How Big is Big Data?

I have been doing a lot of behind the scenes work lately (talking on the phone or in person with lots and lots of people – and also being sick and unable to write or talk, but thinking).  There are many good things that will come out of this past month of misery and agony (OK, not that bad — but gotta keep up the drama queen attitude so my daughters continue to have a role model).

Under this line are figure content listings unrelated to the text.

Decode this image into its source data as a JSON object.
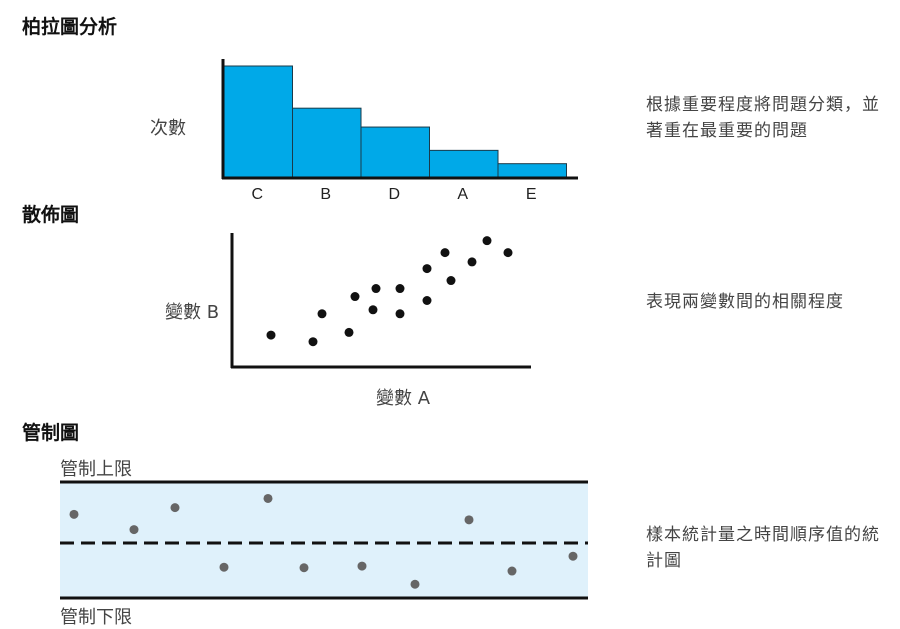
{
  "sections": {
    "pareto": {
      "title": "柏拉圖分析",
      "ylabel": "次數",
      "description": "根據重要程度將問題分類，並著重在最重要的問題"
    },
    "scatter": {
      "title": "散佈圖",
      "xlabel": "變數 A",
      "ylabel": "變數 B",
      "description": "表現兩變數間的相關程度"
    },
    "control": {
      "title": "管制圖",
      "upper_label": "管制上限",
      "lower_label": "管制下限",
      "description": "樣本統計量之時間順序值的統計圖"
    }
  },
  "chart_data": [
    {
      "type": "bar",
      "categories": [
        "C",
        "B",
        "D",
        "A",
        "E"
      ],
      "values": [
        100,
        62,
        45,
        24,
        12
      ],
      "ylim": [
        0,
        100
      ],
      "color": "#00a9e8",
      "xlabel": "",
      "ylabel": "次數"
    },
    {
      "type": "scatter",
      "xlabel": "變數 A",
      "ylabel": "變數 B",
      "xlim": [
        0,
        10
      ],
      "ylim": [
        0,
        10
      ],
      "points": [
        [
          1.3,
          2.4
        ],
        [
          2.7,
          1.9
        ],
        [
          3.0,
          4.0
        ],
        [
          3.9,
          2.6
        ],
        [
          4.1,
          5.3
        ],
        [
          4.8,
          5.9
        ],
        [
          4.7,
          4.3
        ],
        [
          5.6,
          5.9
        ],
        [
          5.6,
          4.0
        ],
        [
          6.5,
          7.4
        ],
        [
          6.5,
          5.0
        ],
        [
          7.1,
          8.6
        ],
        [
          7.3,
          6.5
        ],
        [
          8.0,
          7.9
        ],
        [
          8.5,
          9.5
        ],
        [
          9.2,
          8.6
        ]
      ],
      "color": "#111111"
    },
    {
      "type": "line",
      "upper_limit": 1,
      "lower_limit": -1,
      "center": 0,
      "values": [
        0.47,
        0.22,
        0.58,
        -0.44,
        0.73,
        -0.45,
        -0.42,
        -0.75,
        0.38,
        -0.51,
        -0.24
      ],
      "x": [
        1,
        2,
        3,
        4,
        5,
        6,
        7,
        8,
        9,
        10,
        11
      ],
      "band_color": "#dff1fb",
      "point_color": "#666666",
      "upper_label": "管制上限",
      "lower_label": "管制下限"
    }
  ]
}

In the middle of all this work, I was able to corral some interesting thoughts, especially as I dive deeper into Analytics and Big Data — I am sure you heard about the agent of doom (if the Mayans were wrong and the world does not end in December of 2012 that is) that is hanging over our heads.  Big Data, now measured in zettabytes and numbers that were never imagined is the looming dark cloud for organizations.  We will never be able to master so much data, less along process it and do something with it.  Definitely not be able to get value out of it.

Well, I am not so sure…

Big Data is nothing new.

We have had tons of data to manage for very long times.  If you really think it through, the problem is not Big Data.  Social, and its cousin UGC (user-generated content), create tons of information every day — nay, every second.  Won’t bore with you with numbers you can find elsewhere (like we generate the equivalent of 25,000,000 library of congress of content every nanosecond or whatever the killer stat de jour is), but the reality is that we are generating lots and lots of noise.  Not all that comes from Twitter is actual data (seriously, have you taken a look outside of what you traditionally cover?) nor all user-generated content is related to you and your situation.

No, we did not grow the amount of data we handle by leaps-and-bounds overnight, but we did grow out abilities to process it faster and more efficiently (partly thanks to in-memory processing, partly thanks to better data manipulation and storage techniques, and partly due to increases in horsepower for computers — think Moore’s law).  The problem for virtually everyone is not how to handle and manage and what to store (well, maybe this is a partial problem – more later), but what constitutes data to us.  Indeed, the greater challenge to organizations is not how to manage Big Data, rather how to separate data from noise and just handle data and discard noise.

You don’t need a new analytics strategy, you need a new filtering strategy .

The title of this post makes reference to many conversations I had with seasoned practitioners lately where we discussed analytics and social data.  The consensus, and these are some of the largest and most active organizations in the world, was that around 10% of their data now comes from Social.

Not what you expected – right?  I mean, as little as a month ago I was giving a speech and (mea culpa) I said that social data will increase the amount of data an organization needs to handle by 20x-100x.

Of course, revising that today (although, to my benefit I did mention that most of that was noise) I’d say that organizations get bombarded by Big Noise, not Big Data — data is what is filtered out of that noise.  The resulting data is not  something you need to fret about how to handle; year-over-year data growth for a business is not that different from ten percent.

Good time to shift strategies from panic, knee-jerking mode to calculated, strategic mode – don’t you think?